Mutations to shared data are what makes code hard to follow and hard to fit in your head. This is sometimes called hard to "reason about".
The challenge of FP is figuring out how to get all significant decisions into pure functions. That way they are easy to test and reason about. Then push all side effects out to the impure edges of the application.
Just "the input values"?
Yep. Technically, a mutation of a local, private variable (i.e. not passed by reference in or out), or using a out-of-scope (e.g. global) variable which doesn't change during program execution... both still allow a function to be pure. Such side effects do not affect the caller or any callees.
However, these are not great habits for FP learners to start with. I tend to only do local mutation for performance optimizations. Most of the time they aren't needed.

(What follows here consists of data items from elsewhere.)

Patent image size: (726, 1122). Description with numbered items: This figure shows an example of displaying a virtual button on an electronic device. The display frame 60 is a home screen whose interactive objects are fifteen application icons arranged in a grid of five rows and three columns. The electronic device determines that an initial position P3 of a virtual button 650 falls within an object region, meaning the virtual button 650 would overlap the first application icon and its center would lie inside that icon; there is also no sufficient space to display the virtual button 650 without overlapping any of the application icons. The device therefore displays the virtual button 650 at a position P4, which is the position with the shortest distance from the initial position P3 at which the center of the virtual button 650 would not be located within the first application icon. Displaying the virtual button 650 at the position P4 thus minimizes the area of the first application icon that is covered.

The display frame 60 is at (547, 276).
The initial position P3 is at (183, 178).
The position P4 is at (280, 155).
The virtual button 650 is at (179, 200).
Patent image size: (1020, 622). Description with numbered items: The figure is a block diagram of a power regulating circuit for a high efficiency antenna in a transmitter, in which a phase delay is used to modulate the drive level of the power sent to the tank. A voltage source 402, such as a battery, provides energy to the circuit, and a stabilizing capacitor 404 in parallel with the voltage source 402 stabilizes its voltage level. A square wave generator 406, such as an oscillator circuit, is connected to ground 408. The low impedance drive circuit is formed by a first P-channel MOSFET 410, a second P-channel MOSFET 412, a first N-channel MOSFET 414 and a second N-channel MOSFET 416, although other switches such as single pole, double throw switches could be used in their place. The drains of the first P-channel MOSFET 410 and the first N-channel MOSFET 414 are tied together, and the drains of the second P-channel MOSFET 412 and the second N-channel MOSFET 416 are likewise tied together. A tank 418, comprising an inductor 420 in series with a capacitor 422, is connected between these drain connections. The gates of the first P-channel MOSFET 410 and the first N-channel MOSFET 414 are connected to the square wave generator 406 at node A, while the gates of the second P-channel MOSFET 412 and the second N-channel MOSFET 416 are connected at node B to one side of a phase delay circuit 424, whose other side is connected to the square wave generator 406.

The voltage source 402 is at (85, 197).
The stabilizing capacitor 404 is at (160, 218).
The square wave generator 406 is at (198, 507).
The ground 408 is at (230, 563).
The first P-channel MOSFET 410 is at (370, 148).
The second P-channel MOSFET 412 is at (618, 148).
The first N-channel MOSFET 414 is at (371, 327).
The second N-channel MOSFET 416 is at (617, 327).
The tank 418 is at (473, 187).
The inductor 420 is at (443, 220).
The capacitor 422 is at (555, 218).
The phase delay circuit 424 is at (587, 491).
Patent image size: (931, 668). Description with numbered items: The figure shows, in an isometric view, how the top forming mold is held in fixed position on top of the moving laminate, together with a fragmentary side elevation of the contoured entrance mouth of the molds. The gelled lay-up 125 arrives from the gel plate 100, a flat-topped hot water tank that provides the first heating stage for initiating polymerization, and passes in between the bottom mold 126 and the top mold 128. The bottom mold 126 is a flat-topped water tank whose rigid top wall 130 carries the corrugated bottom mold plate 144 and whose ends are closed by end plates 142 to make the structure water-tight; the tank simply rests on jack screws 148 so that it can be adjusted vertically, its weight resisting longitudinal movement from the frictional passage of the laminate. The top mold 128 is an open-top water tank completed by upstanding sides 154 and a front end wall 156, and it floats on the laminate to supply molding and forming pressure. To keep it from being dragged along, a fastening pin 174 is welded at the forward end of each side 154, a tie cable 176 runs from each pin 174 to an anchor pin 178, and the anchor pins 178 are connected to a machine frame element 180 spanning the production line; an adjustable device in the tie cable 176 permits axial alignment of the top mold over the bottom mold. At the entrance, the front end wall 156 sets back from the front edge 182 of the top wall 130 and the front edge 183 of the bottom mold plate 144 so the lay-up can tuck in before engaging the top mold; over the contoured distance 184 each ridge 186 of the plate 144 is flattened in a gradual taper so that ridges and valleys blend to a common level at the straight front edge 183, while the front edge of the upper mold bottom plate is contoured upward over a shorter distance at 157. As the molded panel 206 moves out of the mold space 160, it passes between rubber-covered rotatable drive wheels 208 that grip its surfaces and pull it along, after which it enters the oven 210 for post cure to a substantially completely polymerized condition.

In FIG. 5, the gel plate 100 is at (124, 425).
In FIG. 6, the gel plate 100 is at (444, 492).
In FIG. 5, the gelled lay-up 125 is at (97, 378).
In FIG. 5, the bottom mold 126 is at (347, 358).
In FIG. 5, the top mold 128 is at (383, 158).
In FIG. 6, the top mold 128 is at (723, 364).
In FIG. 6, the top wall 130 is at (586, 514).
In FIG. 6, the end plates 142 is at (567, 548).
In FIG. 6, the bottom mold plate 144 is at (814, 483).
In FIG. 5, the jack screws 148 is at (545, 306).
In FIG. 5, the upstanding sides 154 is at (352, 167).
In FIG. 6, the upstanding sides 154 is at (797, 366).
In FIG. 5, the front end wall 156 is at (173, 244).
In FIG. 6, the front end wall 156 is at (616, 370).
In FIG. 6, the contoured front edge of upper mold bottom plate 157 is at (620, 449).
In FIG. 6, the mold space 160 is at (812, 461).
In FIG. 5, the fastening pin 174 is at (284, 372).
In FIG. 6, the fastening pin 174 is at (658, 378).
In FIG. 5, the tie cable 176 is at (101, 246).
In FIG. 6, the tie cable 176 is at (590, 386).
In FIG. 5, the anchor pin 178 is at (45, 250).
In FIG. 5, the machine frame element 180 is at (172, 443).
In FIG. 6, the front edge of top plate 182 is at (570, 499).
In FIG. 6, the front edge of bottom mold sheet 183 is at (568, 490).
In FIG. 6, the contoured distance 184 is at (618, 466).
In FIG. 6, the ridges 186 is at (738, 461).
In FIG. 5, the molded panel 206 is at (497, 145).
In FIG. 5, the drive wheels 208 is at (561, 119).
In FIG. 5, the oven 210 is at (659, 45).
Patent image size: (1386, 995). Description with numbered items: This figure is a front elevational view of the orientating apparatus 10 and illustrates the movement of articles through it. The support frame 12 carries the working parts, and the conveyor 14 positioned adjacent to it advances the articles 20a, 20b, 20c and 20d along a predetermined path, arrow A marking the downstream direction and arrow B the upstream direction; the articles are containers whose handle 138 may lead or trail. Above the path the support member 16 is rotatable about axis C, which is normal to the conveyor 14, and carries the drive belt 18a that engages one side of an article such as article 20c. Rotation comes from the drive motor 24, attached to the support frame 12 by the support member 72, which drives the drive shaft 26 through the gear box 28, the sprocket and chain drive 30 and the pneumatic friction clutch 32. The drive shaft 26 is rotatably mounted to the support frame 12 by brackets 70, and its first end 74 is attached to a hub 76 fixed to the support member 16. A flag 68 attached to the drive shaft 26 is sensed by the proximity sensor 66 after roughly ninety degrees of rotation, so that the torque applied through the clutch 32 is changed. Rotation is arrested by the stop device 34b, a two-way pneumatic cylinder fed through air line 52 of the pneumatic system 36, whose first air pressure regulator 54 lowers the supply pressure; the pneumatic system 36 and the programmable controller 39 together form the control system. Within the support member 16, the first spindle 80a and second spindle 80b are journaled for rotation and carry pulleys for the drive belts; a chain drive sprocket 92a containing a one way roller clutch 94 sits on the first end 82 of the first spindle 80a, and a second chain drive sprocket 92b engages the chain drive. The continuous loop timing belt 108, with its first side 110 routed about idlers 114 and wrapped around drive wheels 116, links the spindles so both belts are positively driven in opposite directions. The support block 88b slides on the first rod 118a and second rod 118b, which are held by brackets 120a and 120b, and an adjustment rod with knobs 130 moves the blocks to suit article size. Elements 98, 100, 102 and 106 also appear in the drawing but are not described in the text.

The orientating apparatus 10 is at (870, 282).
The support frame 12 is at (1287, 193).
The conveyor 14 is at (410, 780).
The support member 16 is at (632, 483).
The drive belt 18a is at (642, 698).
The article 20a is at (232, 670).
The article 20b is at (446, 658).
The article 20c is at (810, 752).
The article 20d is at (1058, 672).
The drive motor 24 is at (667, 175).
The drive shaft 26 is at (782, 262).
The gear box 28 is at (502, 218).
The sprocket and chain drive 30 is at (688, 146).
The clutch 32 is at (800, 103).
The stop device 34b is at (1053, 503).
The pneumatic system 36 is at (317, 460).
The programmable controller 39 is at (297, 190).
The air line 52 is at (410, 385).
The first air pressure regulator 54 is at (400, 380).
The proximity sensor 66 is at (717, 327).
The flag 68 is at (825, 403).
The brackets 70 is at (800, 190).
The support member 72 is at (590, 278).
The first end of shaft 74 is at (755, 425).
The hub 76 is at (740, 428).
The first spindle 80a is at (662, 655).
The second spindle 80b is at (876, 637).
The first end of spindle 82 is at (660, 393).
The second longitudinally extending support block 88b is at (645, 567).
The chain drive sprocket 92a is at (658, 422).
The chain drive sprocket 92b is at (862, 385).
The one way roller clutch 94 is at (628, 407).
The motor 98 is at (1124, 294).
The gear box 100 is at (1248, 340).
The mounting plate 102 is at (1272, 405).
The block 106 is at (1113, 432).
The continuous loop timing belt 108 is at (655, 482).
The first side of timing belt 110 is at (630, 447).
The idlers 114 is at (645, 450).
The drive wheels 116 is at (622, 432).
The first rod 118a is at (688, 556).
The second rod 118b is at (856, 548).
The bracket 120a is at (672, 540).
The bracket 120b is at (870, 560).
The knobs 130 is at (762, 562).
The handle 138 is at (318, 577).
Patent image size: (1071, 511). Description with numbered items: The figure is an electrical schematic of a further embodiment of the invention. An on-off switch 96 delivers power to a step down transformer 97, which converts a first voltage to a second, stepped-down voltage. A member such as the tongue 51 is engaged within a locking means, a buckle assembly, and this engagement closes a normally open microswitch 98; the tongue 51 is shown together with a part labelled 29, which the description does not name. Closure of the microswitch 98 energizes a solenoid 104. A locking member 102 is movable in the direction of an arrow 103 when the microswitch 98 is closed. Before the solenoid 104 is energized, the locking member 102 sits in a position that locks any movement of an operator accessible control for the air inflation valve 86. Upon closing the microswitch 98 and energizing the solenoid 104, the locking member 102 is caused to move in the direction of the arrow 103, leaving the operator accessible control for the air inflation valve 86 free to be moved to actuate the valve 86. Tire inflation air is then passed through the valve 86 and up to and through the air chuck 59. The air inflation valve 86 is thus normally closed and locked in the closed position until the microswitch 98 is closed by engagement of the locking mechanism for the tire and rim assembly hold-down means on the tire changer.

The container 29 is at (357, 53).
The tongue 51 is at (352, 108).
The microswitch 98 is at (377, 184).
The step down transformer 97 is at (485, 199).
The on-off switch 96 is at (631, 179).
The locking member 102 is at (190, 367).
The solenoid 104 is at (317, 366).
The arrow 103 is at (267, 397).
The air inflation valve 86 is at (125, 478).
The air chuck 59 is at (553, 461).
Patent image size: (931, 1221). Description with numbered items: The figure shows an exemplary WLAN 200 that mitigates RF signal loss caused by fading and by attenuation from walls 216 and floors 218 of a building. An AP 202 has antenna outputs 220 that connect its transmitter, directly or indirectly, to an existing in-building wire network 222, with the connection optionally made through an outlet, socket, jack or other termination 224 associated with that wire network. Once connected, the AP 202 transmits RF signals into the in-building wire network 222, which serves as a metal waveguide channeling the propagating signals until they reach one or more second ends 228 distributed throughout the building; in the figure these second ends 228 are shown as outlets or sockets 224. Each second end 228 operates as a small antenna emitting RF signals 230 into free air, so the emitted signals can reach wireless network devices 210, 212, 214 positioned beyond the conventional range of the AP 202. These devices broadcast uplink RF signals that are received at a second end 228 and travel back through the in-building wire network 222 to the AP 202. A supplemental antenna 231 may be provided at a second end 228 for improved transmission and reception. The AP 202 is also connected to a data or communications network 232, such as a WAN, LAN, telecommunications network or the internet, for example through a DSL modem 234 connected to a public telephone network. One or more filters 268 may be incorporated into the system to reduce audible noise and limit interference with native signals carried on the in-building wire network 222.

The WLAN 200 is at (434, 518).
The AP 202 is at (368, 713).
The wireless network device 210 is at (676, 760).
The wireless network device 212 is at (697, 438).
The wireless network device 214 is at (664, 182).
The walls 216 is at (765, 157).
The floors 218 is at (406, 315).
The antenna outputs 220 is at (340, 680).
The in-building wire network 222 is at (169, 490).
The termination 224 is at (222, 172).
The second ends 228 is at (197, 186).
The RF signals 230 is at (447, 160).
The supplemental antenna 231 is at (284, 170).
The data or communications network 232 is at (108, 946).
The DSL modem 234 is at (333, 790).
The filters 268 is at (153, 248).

"The input values cannot be mutated" implies that global or closure variables can be mutated.
Nice catch. I revised the wording.
It seem to me ok but.. really hard and annoying.
Why do FP need pure function ?
Modeling with pure functions is difficult at first, particularly if you know imperative programming well. In fact it took me a while to get used to it. But it eventually becomes familiar, and not any harder to do than procedural or OOP. Then you start to wish you had discovered it a lot sooner.
The payoff is well worth it. Primarily because pure functions have linear risk/cost to refactor. I don't know about you, but my experience previously has been that refactors to core code can have an unknown risk of breaking other things... but not so with pure functions. When you look at a function, what you see is what you get... no mysterious external, runtime state changes to account for. Refactorability is a benefit that pays dividends for many years to come. And as I said, once it becomes familiar its not even any more work (and perhaps less) than other methods. The main trade-off is the upfront cost of learning it.
Pure functions are also quite easy to test. If all your significant decisions are in pure functions, you don't really need mocks, fakes, and extensive test frameworks. You just need to vary the inputs and check the outputs. Testing logic is low-cost and easy. Testing side effects becomes integration testing (part of CI workflow, not in unit tests).